Saturday, January 20, 2018

Jan. 20: Trump's one-year anniversary marked by government shutdown

The news of the day is whether or not the government will go into shutdown mode at 12:01 am on Saturday, Jan. 20th.

As I am writing this late Friday night, unless there is a major breakthrough in the next hour, this is what will happen.

The major point of disagreement is that Republicans want simply to do what the House has done:   pass a temporary funding bill without dealing with the fraught questions, like renewing the DACA program that protects "Dreamers" from being deported.

Just days ago, President Trump told a bipartisan group of legislators that he would sign whatever they put on his desk if both sides support it.   When they did just that, he reneged and went back to insisting that he will not agree to fixing DACA unless the bill includes funding for his Wall. 

That's where it's apparently stuck in the Senate.   The Dems know they won't have this much leverage on DACA again before the deadline Trump has already set for DACA to expire.   Why should anyone believe anything that Trump promises?  He's proved reoeatedly he won't keep his word.

We'll know in the morning -- or at 12:01 am if you're up that late.

Ralph

PS:  12:01 am.   The government is technically in shutdown.   But for the past hour there have been intense discussions and negotiations going on among senators informally gathered in small groups on the Senate floor.   They did take a vote beginning at 10:15 to proceed to debate on the House bill.   It failed to get the 60 votes necessary by Senate rules.   Five Republicans voted against their party's bill;  four Democrats voted for it -- all are up for re-election in states that Trump won.

Technically, they left the vote open with the possibility of persuading some members to change their votes.   But the Republicans were 9 votes short and didn't get any changes.  When the clock reached midnight, the shutdown was inevitable.

What is probably going to happen now is this:   Reports are that they are very close to some agreement that could pass.   So the likely plan, as of this time, is that they will try to come up with something by Monday to buy time for a bill, and then reopen the government with only a couple of days closure.  

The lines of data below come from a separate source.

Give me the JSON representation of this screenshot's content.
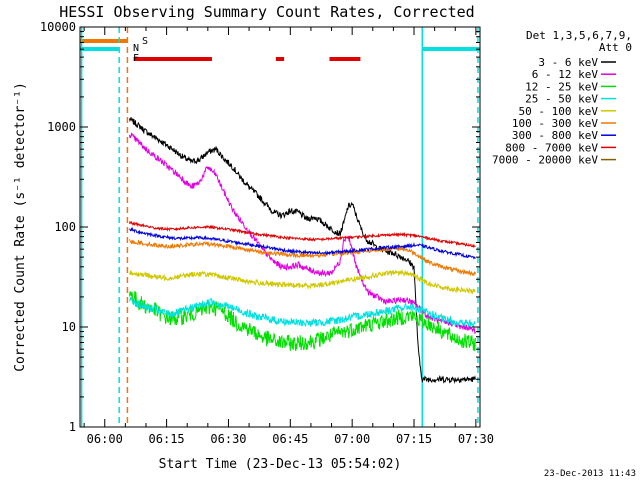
{
  "chart_data": {
    "type": "line",
    "title": "HESSI Observing Summary Count Rates, Corrected",
    "xlabel": "Start Time (23-Dec-13 05:54:02)",
    "ylabel": "Corrected Count Rate (s⁻¹ detector⁻¹)",
    "x_unit": "minutes since 05:54:02 UT",
    "xlim": [
      0,
      97
    ],
    "ylim": [
      1,
      10000
    ],
    "y_scale": "log",
    "x_ticks": [
      {
        "x": 6,
        "label": "06:00"
      },
      {
        "x": 21,
        "label": "06:15"
      },
      {
        "x": 36,
        "label": "06:30"
      },
      {
        "x": 51,
        "label": "06:45"
      },
      {
        "x": 66,
        "label": "07:00"
      },
      {
        "x": 81,
        "label": "07:15"
      },
      {
        "x": 96,
        "label": "07:30"
      }
    ],
    "y_ticks": [
      {
        "y": 1,
        "label": "1"
      },
      {
        "y": 10,
        "label": "10"
      },
      {
        "y": 100,
        "label": "100"
      },
      {
        "y": 1000,
        "label": "1000"
      },
      {
        "y": 10000,
        "label": "10000"
      }
    ],
    "legend": {
      "placement": "right",
      "header": [
        "Det 1,3,5,6,7,9,",
        "Att 0"
      ]
    },
    "flag_labels": {
      "saa": "S",
      "night": "N",
      "flare": "F"
    },
    "flags": {
      "saa": {
        "color": "#f07800",
        "intervals": [
          [
            0,
            11.5
          ]
        ]
      },
      "night": {
        "color": "#00e0e0",
        "intervals": [
          [
            0,
            9.5
          ],
          [
            83,
            97
          ]
        ]
      },
      "flare": {
        "color": "#e00000",
        "intervals": [
          [
            13,
            32
          ],
          [
            47.5,
            49.5
          ],
          [
            60.5,
            68
          ]
        ]
      }
    },
    "vlines": [
      {
        "x": 0.4,
        "color": "#00e0e0",
        "dashed": false
      },
      {
        "x": 9.5,
        "color": "#00e0e0",
        "dashed": true
      },
      {
        "x": 11.5,
        "color": "#f07800",
        "dashed": true
      },
      {
        "x": 83,
        "color": "#00e0e0",
        "dashed": false
      },
      {
        "x": 96.5,
        "color": "#00e0e0",
        "dashed": true
      }
    ],
    "series": [
      {
        "name": "3 - 6 keV",
        "color": "#000000",
        "noise": 0.03,
        "x": [
          12,
          14,
          16,
          19,
          22,
          25,
          27,
          29,
          31,
          33,
          35,
          37,
          39,
          41,
          43,
          45,
          47,
          49,
          51,
          53,
          55,
          57,
          59,
          61,
          63,
          64,
          65,
          66,
          67,
          68,
          69,
          70,
          71,
          72,
          73,
          74,
          75,
          76,
          77,
          78,
          79,
          80,
          81,
          82,
          82.5,
          83,
          85,
          88,
          91,
          94,
          96
        ],
        "values": [
          1200,
          1050,
          900,
          750,
          620,
          500,
          450,
          470,
          560,
          600,
          480,
          400,
          310,
          250,
          210,
          170,
          140,
          130,
          145,
          140,
          120,
          125,
          110,
          95,
          85,
          110,
          160,
          170,
          130,
          100,
          80,
          72,
          68,
          62,
          60,
          58,
          56,
          55,
          52,
          50,
          48,
          44,
          40,
          6,
          4,
          3,
          3,
          3,
          3,
          3,
          3
        ]
      },
      {
        "name": "6 - 12 keV",
        "color": "#e000e0",
        "noise": 0.03,
        "x": [
          12,
          14,
          16,
          19,
          22,
          25,
          27,
          29,
          31,
          33,
          35,
          37,
          39,
          41,
          43,
          45,
          47,
          49,
          51,
          53,
          55,
          57,
          59,
          61,
          63,
          64,
          65,
          66,
          67,
          68,
          69,
          70,
          72,
          74,
          76,
          78,
          80,
          82,
          84,
          86,
          88,
          90,
          92,
          94,
          96
        ],
        "values": [
          850,
          720,
          600,
          480,
          380,
          300,
          250,
          280,
          400,
          330,
          220,
          150,
          115,
          90,
          70,
          55,
          45,
          40,
          40,
          42,
          38,
          36,
          34,
          35,
          45,
          75,
          80,
          60,
          40,
          32,
          26,
          22,
          20,
          18,
          18,
          19,
          18,
          16,
          13,
          12,
          11,
          11,
          10,
          10,
          9
        ]
      },
      {
        "name": "12 - 25 keV",
        "color": "#00e000",
        "noise": 0.08,
        "x": [
          12,
          14,
          16,
          18,
          20,
          22,
          24,
          26,
          28,
          30,
          32,
          34,
          36,
          38,
          40,
          42,
          44,
          46,
          48,
          50,
          52,
          54,
          56,
          58,
          60,
          62,
          64,
          66,
          68,
          70,
          72,
          74,
          76,
          78,
          80,
          82,
          84,
          86,
          88,
          90,
          92,
          94,
          96
        ],
        "values": [
          22,
          18,
          16,
          15,
          13,
          12,
          12.5,
          13,
          14,
          15,
          16,
          15,
          13,
          11,
          10,
          9,
          8,
          7.5,
          7,
          7,
          6.8,
          7,
          7.2,
          7.5,
          8,
          8.5,
          9,
          9.5,
          10,
          10.5,
          11,
          11.5,
          12,
          12.5,
          13,
          12,
          11,
          10,
          9,
          8,
          7.5,
          7,
          6.8
        ]
      },
      {
        "name": "25 - 50 keV",
        "color": "#00e0e0",
        "noise": 0.04,
        "x": [
          12,
          14,
          16,
          18,
          20,
          22,
          24,
          26,
          28,
          30,
          32,
          34,
          36,
          38,
          40,
          42,
          44,
          46,
          48,
          50,
          52,
          54,
          56,
          58,
          60,
          62,
          64,
          66,
          68,
          70,
          72,
          74,
          76,
          78,
          80,
          82,
          84,
          86,
          88,
          90,
          92,
          94,
          96
        ],
        "values": [
          19,
          17,
          16,
          15,
          14,
          13.5,
          14,
          15,
          16,
          17,
          18,
          17,
          16,
          15,
          14,
          13,
          12.5,
          12,
          11.5,
          11.3,
          11.1,
          11,
          11,
          11.1,
          11.3,
          11.6,
          12,
          12.5,
          13,
          13.5,
          14,
          14.5,
          15,
          15.5,
          16,
          15,
          14,
          13,
          12,
          11.5,
          11,
          10.8,
          10.5
        ]
      },
      {
        "name": "50 - 100 keV",
        "color": "#d0c800",
        "noise": 0.025,
        "x": [
          12,
          14,
          16,
          18,
          20,
          22,
          24,
          26,
          28,
          30,
          32,
          34,
          36,
          38,
          40,
          42,
          44,
          46,
          48,
          50,
          52,
          54,
          56,
          58,
          60,
          62,
          64,
          66,
          68,
          70,
          72,
          74,
          76,
          78,
          80,
          82,
          84,
          86,
          88,
          90,
          92,
          94,
          96
        ],
        "values": [
          35,
          34,
          33,
          32,
          31,
          31,
          32,
          33,
          34,
          34,
          33,
          32,
          31,
          30,
          29,
          28,
          27.5,
          27,
          26.5,
          26.5,
          26,
          26,
          26,
          26.5,
          27,
          28,
          29,
          30,
          31,
          32,
          33,
          34,
          35,
          35,
          34,
          31,
          28,
          26,
          25,
          24,
          23.5,
          23,
          22.5
        ]
      },
      {
        "name": "100 - 300 keV",
        "color": "#f07800",
        "noise": 0.02,
        "x": [
          12,
          14,
          16,
          18,
          20,
          22,
          24,
          26,
          28,
          30,
          32,
          34,
          36,
          38,
          40,
          42,
          44,
          46,
          48,
          50,
          52,
          54,
          56,
          58,
          60,
          62,
          64,
          66,
          68,
          70,
          72,
          74,
          76,
          78,
          80,
          82,
          84,
          86,
          88,
          90,
          92,
          94,
          96
        ],
        "values": [
          72,
          70,
          68,
          66,
          65,
          64,
          65,
          66,
          67,
          68,
          67,
          66,
          64,
          62,
          60,
          58,
          56,
          55,
          54,
          53,
          52,
          52,
          52,
          52,
          53,
          54,
          55,
          56,
          57,
          58,
          59,
          60,
          61,
          61,
          58,
          52,
          46,
          42,
          40,
          38,
          36,
          35,
          34
        ]
      },
      {
        "name": "300 - 800 keV",
        "color": "#0000e0",
        "noise": 0.015,
        "x": [
          12,
          14,
          16,
          18,
          20,
          22,
          24,
          26,
          28,
          30,
          32,
          34,
          36,
          38,
          40,
          42,
          44,
          46,
          48,
          50,
          52,
          54,
          56,
          58,
          60,
          62,
          64,
          66,
          68,
          70,
          72,
          74,
          76,
          78,
          80,
          82,
          84,
          86,
          88,
          90,
          92,
          94,
          96
        ],
        "values": [
          95,
          90,
          86,
          83,
          80,
          78,
          77,
          77,
          78,
          78,
          76,
          74,
          72,
          70,
          68,
          66,
          64,
          62,
          60,
          58,
          57,
          56,
          55,
          55,
          55,
          56,
          57,
          58,
          59,
          60,
          61,
          62,
          63,
          64,
          65,
          66,
          63,
          60,
          57,
          55,
          53,
          51,
          49
        ]
      },
      {
        "name": "800 - 7000 keV",
        "color": "#e00000",
        "noise": 0.012,
        "x": [
          12,
          14,
          16,
          18,
          20,
          22,
          24,
          26,
          28,
          30,
          32,
          34,
          36,
          38,
          40,
          42,
          44,
          46,
          48,
          50,
          52,
          54,
          56,
          58,
          60,
          62,
          64,
          66,
          68,
          70,
          72,
          74,
          76,
          78,
          80,
          82,
          84,
          86,
          88,
          90,
          92,
          94,
          96
        ],
        "values": [
          110,
          106,
          102,
          98,
          96,
          95,
          96,
          98,
          99,
          100,
          99,
          97,
          95,
          92,
          89,
          86,
          84,
          82,
          80,
          78,
          77,
          76,
          75,
          75,
          76,
          77,
          78,
          79,
          80,
          81,
          82,
          83,
          84,
          84,
          83,
          81,
          78,
          75,
          72,
          70,
          68,
          66,
          64
        ]
      },
      {
        "name": "7000 - 20000 keV",
        "color": "#806000",
        "noise": 0,
        "x": [],
        "values": []
      }
    ]
  },
  "footer": {
    "timestamp": "23-Dec-2013 11:43"
  }
}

But the image -- including a clip from 2013 of Donald Trump saying at that time:  "When there is a government shutdown, it is the president's fault" -- on the first anniversary of Trump's inauguration will be the image of the Trump Shutdown.  As Minority Leader Chuck Schumer pointed out, no one bears more responsibility for this failure than the president.  Twice he walked away from a bipartisan proposal, insisting that money for his border wall must be included.